The mussels which he found were invariably, I think, eaten as his own particular tidbits; for I never saw him attempt to carry them away, though once I found two or three where he had hidden them. Generally he could crack their shells easily by blows of his powerful beak, or by whacking them against a root; and so he had no need (and probably no knowledge) of the trick, which every gull knows, of mounting up to a height with some obstinate hardshell and dropping it on a rock to crack it.

If Quoskh were fishing for his own dinner, instead of for his hungry nestlings, he adopted different tactics. For them he was a hunter, sly, silent, crafty, stalking his game by approved still-hunting methods; for himself he was the true fisherman, quiet, observant, endlessly patient. He seemed to know that for himself he could afford to take his time and be comfortable, knowing that all things, especially fish, come to him who waits long enough; while for his little ones he must hurry, else their croakings from too long fasting would surely bring hungry, unwelcome prowlers to the big nest in the hemlock.

Once I saw him fishing in a peculiar way, which reminded me instantly of the chumming process with which every mackerel fisherman on the coast is familiar.

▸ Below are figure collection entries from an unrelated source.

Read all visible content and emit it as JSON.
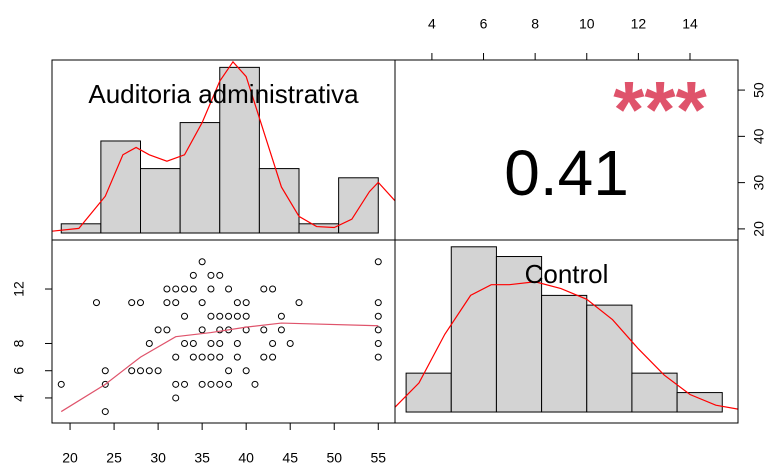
{
  "chart_data": [
    {
      "type": "histogram",
      "label": "Auditoria administrativa",
      "bins": [
        19,
        23.5,
        28,
        32.5,
        37,
        41.5,
        46,
        50.5,
        55
      ],
      "counts": [
        1,
        10,
        7,
        12,
        18,
        7,
        1,
        6
      ],
      "color": "#d3d3d3",
      "xlim": [
        17.95,
        56.9
      ],
      "ylim": [
        -0.76,
        18.8
      ],
      "density": {
        "color": "#ff0000",
        "x": [
          17.95,
          21,
          24,
          26,
          27.5,
          29,
          31,
          33,
          35,
          37,
          38.5,
          40,
          42,
          44,
          46,
          48,
          50,
          52,
          54,
          55,
          56.9
        ],
        "values": [
          0.2,
          0.5,
          4,
          8.5,
          9.3,
          8.5,
          7.8,
          8.5,
          12,
          16.5,
          18.6,
          17,
          11,
          5,
          1.8,
          0.7,
          0.6,
          1.5,
          4.5,
          5.5,
          3.5
        ]
      }
    },
    {
      "type": "correlation",
      "value": 0.41,
      "significance": "***",
      "color": "#df536b",
      "xlim": [
        2.57,
        15.86
      ],
      "xticks": [
        4,
        6,
        8,
        10,
        12,
        14
      ],
      "ylim": [
        17.6,
        56.5
      ],
      "yticks": [
        20,
        30,
        40,
        50
      ]
    },
    {
      "type": "scatter",
      "x": [
        35,
        55,
        34,
        36,
        37,
        31,
        32,
        33,
        34,
        36,
        38,
        42,
        43,
        23,
        27,
        28,
        31,
        32,
        35,
        39,
        40,
        46,
        55,
        33,
        36,
        37,
        38,
        39,
        40,
        44,
        55,
        30,
        31,
        35,
        37,
        38,
        40,
        42,
        44,
        55,
        29,
        33,
        34,
        36,
        37,
        39,
        43,
        45,
        55,
        32,
        34,
        35,
        36,
        37,
        39,
        42,
        43,
        55,
        24,
        27,
        28,
        29,
        30,
        38,
        40,
        19,
        24,
        32,
        33,
        35,
        36,
        37,
        38,
        41,
        32,
        24
      ],
      "y": [
        14,
        14,
        13,
        13,
        13,
        12,
        12,
        12,
        12,
        12,
        12,
        12,
        12,
        11,
        11,
        11,
        11,
        11,
        11,
        11,
        11,
        11,
        11,
        10,
        10,
        10,
        10,
        10,
        10,
        10,
        10,
        9,
        9,
        9,
        9,
        9,
        9,
        9,
        9,
        9,
        8,
        8,
        8,
        8,
        8,
        8,
        8,
        8,
        8,
        7,
        7,
        7,
        7,
        7,
        7,
        7,
        7,
        7,
        6,
        6,
        6,
        6,
        6,
        6,
        6,
        5,
        5,
        5,
        5,
        5,
        5,
        5,
        5,
        5,
        4,
        3
      ],
      "xlim": [
        17.95,
        56.9
      ],
      "xticks": [
        20,
        25,
        30,
        35,
        40,
        45,
        50,
        55
      ],
      "ylim": [
        2.16,
        15.6
      ],
      "yticks": [
        4,
        6,
        8,
        12
      ],
      "trend": {
        "color": "#df536b",
        "x": [
          19,
          24,
          28,
          32,
          36,
          40,
          44,
          55
        ],
        "values": [
          3,
          5,
          7,
          8.5,
          8.8,
          9.2,
          9.5,
          9.3
        ]
      }
    },
    {
      "type": "histogram",
      "label": "Control",
      "bins": [
        3,
        4.75,
        6.5,
        8.25,
        10,
        11.75,
        13.5,
        15.25
      ],
      "counts": [
        4,
        17,
        16,
        12,
        11,
        4,
        2
      ],
      "color": "#d3d3d3",
      "xlim": [
        2.57,
        15.86
      ],
      "ylim": [
        -1.13,
        17.7
      ],
      "density": {
        "color": "#ff0000",
        "x": [
          2.57,
          3.5,
          4.5,
          5.5,
          6.3,
          7,
          8,
          9,
          10,
          11,
          12,
          13,
          14,
          15,
          15.86
        ],
        "values": [
          0.5,
          3,
          8,
          12,
          13.1,
          13.1,
          13.4,
          12.7,
          11.6,
          9.5,
          6.5,
          3.8,
          1.8,
          0.7,
          0.3
        ]
      }
    }
  ]
}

He caught a pollywog for bait, with which he waded to a deep, cool place under a shady bank. There he whacked his pollywog into small bits and tossed them into the water, where the chum speedily brought a shoal of little fish to feed. Quoskh meanwhile stood in the shadow, where he would not be noticed, knee-deep in water, his head drawn down into his shoulders, and a friendly leafy branch bending over him to screen him from prying eyes. As a fish swam up to his chum he would spear it like lightning; throw his head back and wriggle it head-first down his long neck; then settle down to watch for the next one. And there he stayed, alternately watching and feasting, till he had enough; when he drew his head farther down into his shoulders, shut his eyes, and went fast asleep in the cool shadows,—a perfect picture of fishing indolence and satisfaction.

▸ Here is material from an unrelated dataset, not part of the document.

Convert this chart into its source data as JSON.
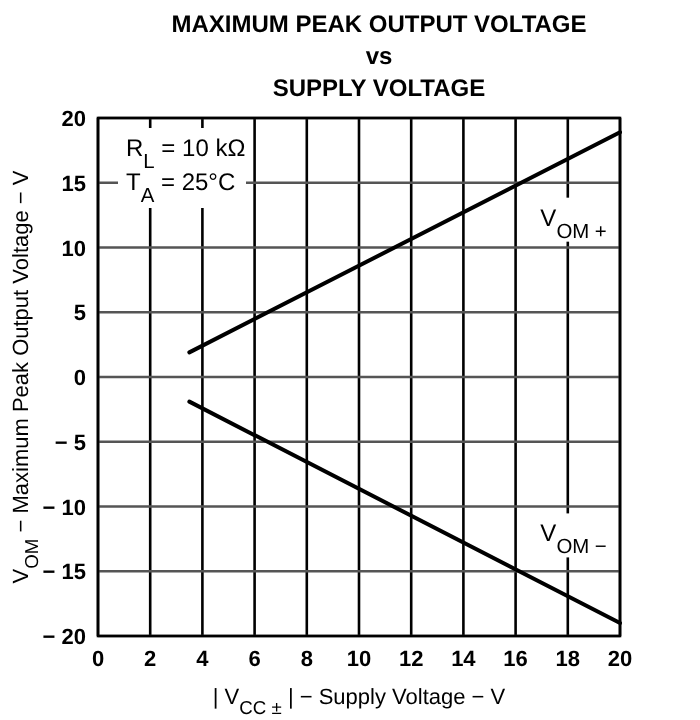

When I went to the nest and hid myself in the underbrush to watch, day after day, I learned more of Quoskh’s fishing and hunting. The nest was in a great evergreen, in a gloomy swamp,—a villainous place of bogs and treacherous footing, with here and there a little island of large trees. On one of these islands a small colony of herons were nesting. During the day they trailed far afield, scattering widely, each pair to its own particular fishing grounds; but when the shadows grew long, and night prowlers stirred abroad, the herons came trailing back again, making curious, wavy, graceful lines athwart the sunset glow, to croak and be sociable together, and help each other watch the long night out.

Quoskh the Watchful—I

could tell my great bird’s mate by sight or hearing from all others, either by her greater size or a peculiar double croak she had—had hidden her nest in the top of a great green hemlock. Near by, in the high crotch of a dead tree, was another nest, which she had built, evidently, years before and added to each successive spring, only to abandon it at last for the evergreen. Both birds used to go to the old nest freely; and I have wondered since if it were not a bit of great shrewdness on their part to leave it there in plain sight, where any prowler might see and climb to it; while the young were securely hidden, meanwhile, in the top of the near-by hemlock, where they could see without being seen. Only at a distance could you find the nest. When under the hemlock, the mass of branches screened it perfectly, and your attention was wholly taken by the other nest, standing out in bold relief in the dead tree-top.